Objective: To assess the association between food insecurity and depression symptom severity stratified by sex, and test for evidence of effect modification by social network characteristics.
Design: A population-based cross-sectional study. The nine-item Household Food Insecurity Access Scale captured food insecurity. Five name generator questions elicited network ties. A sixteen-item version of the Hopkins Symptom Checklist for Depression captured depression symptom severity. Linear regression was used to estimate the association between food insecurity and depression symptom severity while adjusting for potential confounders and to test for potential network moderators.
Setting: In-home survey interviews in south-western Uganda.
Subjects: All adult residents across eight rural villages; 96 % response rate (n 1669).
Results: Severe food insecurity was associated with greater depression symptom severity (b=0·4, 95 % CI 0·3, 0·5, P<0·001 for women; b=0·3, 95 % CI 0·2, 0·4, P<0·001 for men).

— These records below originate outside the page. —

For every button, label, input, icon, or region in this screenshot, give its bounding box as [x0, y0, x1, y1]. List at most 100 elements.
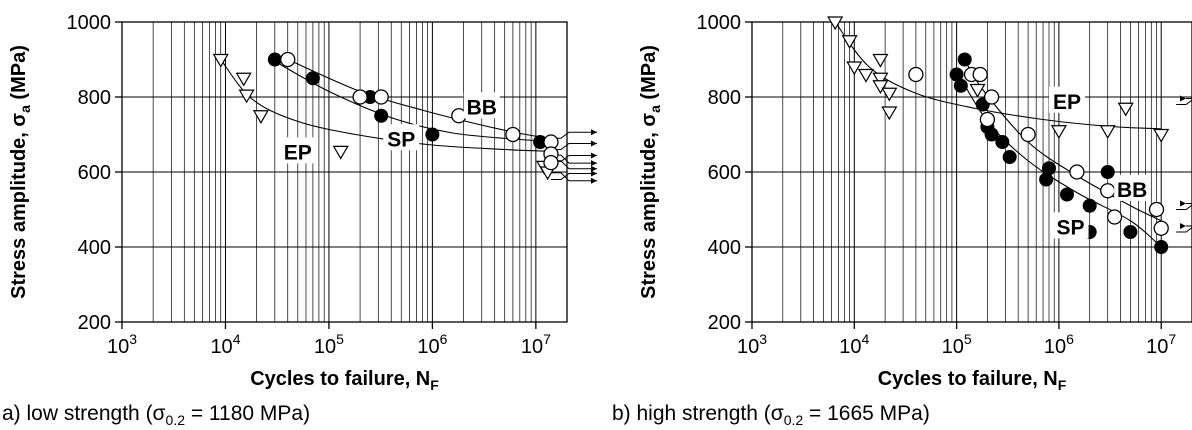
- point-bb: [979, 111, 996, 128]
- chart-panel-a: 200 400 600 800 1000 103 104 105 106 107 Cycles to…: [8, 12, 597, 393]
- point-sp: [953, 78, 968, 93]
- point-sp: [1123, 225, 1138, 239]
- runout-arrowhead: [591, 160, 597, 167]
- series-label-bg: [1052, 212, 1089, 239]
- y-tick-label: 400: [78, 237, 111, 259]
- x-tick-label: 107: [1146, 331, 1176, 358]
- runout-arrow: [550, 173, 597, 180]
- fit-curve-bb: [287, 58, 552, 139]
- point-bb: [451, 108, 467, 124]
- series-label-bg: [279, 137, 316, 164]
- x-tick-label: 103: [107, 331, 137, 358]
- series-label-bg: [383, 124, 420, 151]
- point-sp: [425, 127, 440, 142]
- point-bb: [505, 126, 521, 143]
- y-tick-label: 800: [708, 87, 741, 109]
- runout-arrowhead: [591, 152, 597, 159]
- point-bb: [1148, 201, 1165, 218]
- y-tick-label: 200: [708, 312, 741, 334]
- point-bb: [280, 51, 296, 68]
- point-ep: [212, 53, 229, 68]
- point-sp: [1082, 198, 1097, 213]
- point-sp: [374, 108, 389, 123]
- runout-arrowhead: [1180, 95, 1186, 102]
- runout-arrowhead: [1180, 223, 1186, 229]
- point-bb: [1153, 220, 1169, 236]
- x-tick-label: 104: [210, 331, 240, 358]
- series-label-sp: SP: [387, 128, 415, 151]
- runout-arrow: [1176, 98, 1192, 105]
- point-sp: [1154, 240, 1169, 254]
- point-sp: [957, 52, 972, 67]
- y-tick-label: 600: [78, 162, 111, 184]
- point-ep: [332, 145, 349, 160]
- point-ep: [846, 61, 863, 76]
- x-tick-label: 106: [417, 331, 447, 358]
- x-tick-label: 104: [839, 331, 869, 358]
- runout-arrow: [550, 131, 597, 139]
- x-tick-label: 106: [1044, 331, 1074, 358]
- point-ep: [969, 83, 986, 98]
- series-label-bg: [1049, 86, 1086, 113]
- series-label-bb: BB: [467, 96, 497, 119]
- y-tick-label: 1000: [697, 12, 742, 34]
- x-tick-label: 103: [737, 331, 767, 358]
- runout-arrowhead: [591, 129, 597, 136]
- point-sp: [1060, 187, 1075, 202]
- point-sp: [305, 71, 320, 86]
- point-ep: [827, 16, 844, 31]
- y-tick-label: 400: [708, 237, 741, 259]
- x-tick-label: 107: [521, 331, 551, 358]
- point-bb: [972, 66, 988, 83]
- series-label-bg: [463, 92, 500, 119]
- point-sp: [1041, 161, 1056, 176]
- runout-arrowhead: [1180, 200, 1186, 207]
- x-tick-label: 105: [942, 331, 972, 358]
- point-bb: [543, 154, 559, 171]
- point-sp: [1002, 150, 1017, 164]
- runout-arrowhead: [591, 177, 597, 184]
- point-sp: [984, 127, 999, 142]
- point-sp: [995, 135, 1010, 149]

There was no evidence of effect modification by social network factors for women. However, for men who are highly embedded within in their village social network, and (separately) for men who have few poor contacts in their personal network, the relationship between severe food insecurity and depression symptoms was stronger than for men on the periphery of their village social network, and for men with many poor personal network contacts, respectively.
Conclusions: In this population-based study from rural Uganda, food insecurity was associated with mental health for both men and women. Future research is needed on networks and food insecurity-related shame in relation to depression symptoms among food-insecure men.
Keywords: Depression; Food insecurity; Hopkins Symptom Checklist for Depression; Household Food Insecurity Access Scale; Mental health; Networks; Sub-Saharan Africa.